Royal Air Maroc, fierté nationale, dites-vous ?

Une fierté égratignée par des défaillances qui lui rognent les ailes

Royal Air Maroc a toutes les raisons de penser qu’elle est fierté nationale ; hélas, une fierté égratignée par des défaillances qui lui rognent les ailes. Encore une fois hélas, puisque cette entreprise possède tous les atouts lui permettant de gravir les échelons pour être modèle et emblème et de là conquérir un positionnement parmi les grands sur le podium des classements aériens.

Alors, que se passe-t-il ? On parle de bagages égarés, de retard à répétition. Ceci n’est que la partie visible de l’iceberg. On nous dit que la compagnie ambitionne de se doter d’une flotte de 200 avions d’ici à 2037. Cependant, la plus-value d’une expérience évoquant un art de vivre à la marocaine, qui suscite une fierté d’être soi-même : une décoration capable de nous plonger dans un univers captivant, des menus élaborés avec minutie, ainsi que de délicates attentions et ce, je ne sais quoi de si chaleureux qui flotte dans l’atmosphère. Tout ceci ne constitue-t-il pas la signature des grands voyages ? Sans la force d’une communication qui soutient toute cette authenticité et ce savoir-faire, une entreprise est-elle autre chose qu’un géant aux pieds d’argile ?

Ce Choufouni qui ravage notre sérénité nationale ?

Je suis fidèle cliente de cette entreprise, je suis Marocaine arabe et je n’ai jamais compris pourquoi cette compagnie ne m’informe qu’en anglais, langue que je ne suis pas supposée connaitre, et ce, malgré mes véhémentes protestations ? Est-ce par esprit de fanfaronnade ? Ce Choufouni qui ravage notre sérénité nationale ? Est-ce condescendance ? Tout cela traduit un mépris qui atteint de plein fouet une sensibilité marocaine réputée à fleur de peau sur ce chapitre.

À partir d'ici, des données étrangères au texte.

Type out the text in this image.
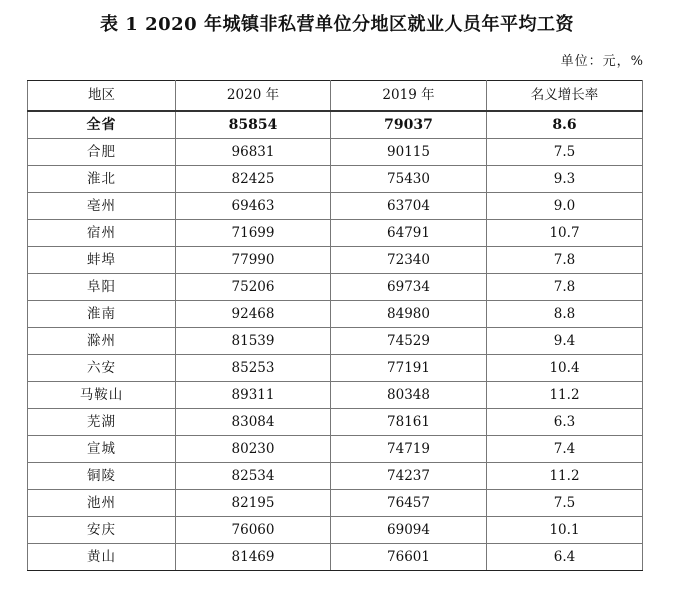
表 1 2020 年城镇非私营单位分地区就业人员年平均工资
单位：元，%
地区	2020 年	2019 年	名义增长率
全省	85854	79037	8.6
合肥	96831	90115	7.5
淮北	82425	75430	9.3
亳州	69463	63704	9.0
宿州	71699	64791	10.7
蚌埠	77990	72340	7.8
阜阳	75206	69734	7.8
淮南	92468	84980	8.8
滁州	81539	74529	9.4
六安	85253	77191	10.4
马鞍山	89311	80348	11.2
芜湖	83084	78161	6.3
宣城	80230	74719	7.4
铜陵	82534	74237	11.2
池州	82195	76457	7.5
安庆	76060	69094	10.1
黄山	81469	76601	6.4
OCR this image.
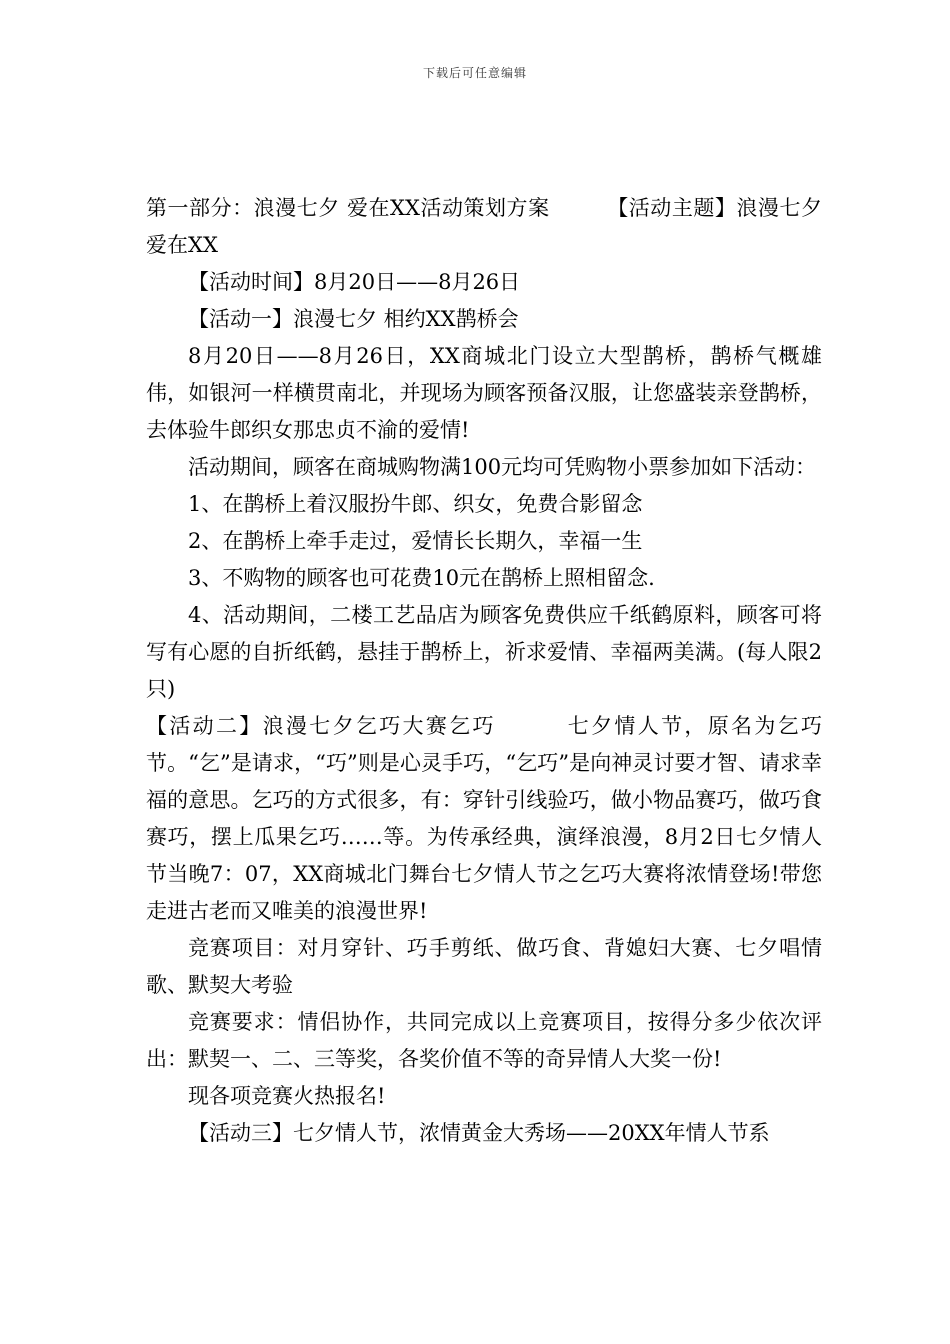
下载后可任意编辑

第一部分：浪漫七夕 爱在XX活动策划方案        【活动主题】浪漫七夕 爱在XX

【活动时间】8月20日——8月26日

【活动一】浪漫七夕 相约XX鹊桥会

8月20日——8月26日，XX商城北门设立大型鹊桥，鹊桥气概雄伟，如银河一样横贯南北，并现场为顾客预备汉服，让您盛装亲登鹊桥，去体验牛郎织女那忠贞不渝的爱情!

活动期间，顾客在商城购物满100元均可凭购物小票参加如下活动：

1、在鹊桥上着汉服扮牛郎、织女，免费合影留念

2、在鹊桥上牵手走过，爱情长长期久，幸福一生

3、不购物的顾客也可花费10元在鹊桥上照相留念.

4、活动期间，二楼工艺品店为顾客免费供应千纸鹤原料，顾客可将写有心愿的自折纸鹤，悬挂于鹊桥上，祈求爱情、幸福两美满。(每人限2只)

【活动二】浪漫七夕乞巧大赛乞巧        七夕情人节，原名为乞巧节。“乞”是请求，“巧”则是心灵手巧，“乞巧”是向神灵讨要才智、请求幸福的意思。乞巧的方式很多，有：穿针引线验巧，做小物品赛巧，做巧食赛巧，摆上瓜果乞巧……等。为传承经典，演绎浪漫，8月2日七夕情人节当晚7：07，XX商城北门舞台七夕情人节之乞巧大赛将浓情登场!带您走进古老而又唯美的浪漫世界!

竞赛项目：对月穿针、巧手剪纸、做巧食、背媳妇大赛、七夕唱情歌、默契大考验

竞赛要求：情侣协作，共同完成以上竞赛项目，按得分多少依次评出：默契一、二、三等奖，各奖价值不等的奇异情人大奖一份!

现各项竞赛火热报名!

【活动三】七夕情人节，浓情黄金大秀场——20XX年情人节系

Royal Air Maroc a de l’ambition et de l’énergie à revendre. Elle nous dit qu’elle a réalisé en 2024 un chiffre d’affaires mirobolant de 20 milliards de dirhams, presque deux milliards de dollars. Un chiffre qui donne le tournis. Est-ce cela qui fait que la compagnie n’accorde le moindre intérêt à mes protestations de petite arabophone frustrée ?

Et pourtant, je persiste et signe au risque de paraître chichiteuse et entêtée. Affirmant haut et fort que le classement de Royal Air Maroc sur le haut du podium dépend du traitement que l’on me réserve. Quand on ne fait que peu de cas de ma personne, l’entreprise encore une fois n’est qu’un géant aux pieds de paille. 

Royal Air Maroc, fierté nationale, dites-vous ?

Vous ignorez qui suis-je

Vous vous adressez à moi en anglais, ce qui me confirme que vous ignorez qui je suis ! Ce qui est grave sur le plan marketing : étude de marché, segmentation, etc. Ce qui veut dire que vous ne m’avez jamais identifié comme cible, ni ne vous êtes interrogés sur mes préférences, sur mes besoins, sur mes attentes ! Comment donc, dans ce cas, définir votre concept de valeur spécifique si le public visé n’est qu’un fantôme aux contours mal définis ? Comment promouvoir un produit si la cible n’est ni identifiée ni respectée ni appréciée ? Comment est-ce possible si aucun dialogue, aucun échange ne sont établis ? Pourtant, nous ne sommes ni muets ni sourds.

Je vous assure que je connais des compagnies qui réussissent admirablement. Ne brillent-elles pas sur les podiums ? Ne portent-elles pas le souci de l’interactivité, du confort, d’une communication chaleureuse au plus haut point ? N’est-ce pas qu’une insatisfaction jointe à une autre finit par rompre le charme et battre en brèche une image de marque ?

Comment construire une marque reconnaissable et mémorable ?

En l’absence de ces préoccupations, comment construire une marque reconnaissable et mémorable ? Comment gagner d’autres parts de marché ? Que valent ces étincelles qui sont : nom, logo, couleurs, polices, ton et message, si l’authenticité n’est pas au rendez-vous ? Qui d’entre nous n’a pas été subjugué par cette publicité de la compagnie Emirates Airlines avec le slogan certes en anglais « Fly Better », mais surtout une calligraphie arabe qui renvoie à cette même authenticité sans laquelle, c’est Al Masskh, c’est-à-dire la bâtardisation qui prend le dessus ?

Mon amertume me pousserait-elle à aller vers la concurrence ? Jamais, au grand jamais, je ne changerai ces beaux sourires de ces charmantes femmes et charmants hommes qui m’accueillent toujours avec bienveillance et dévouement.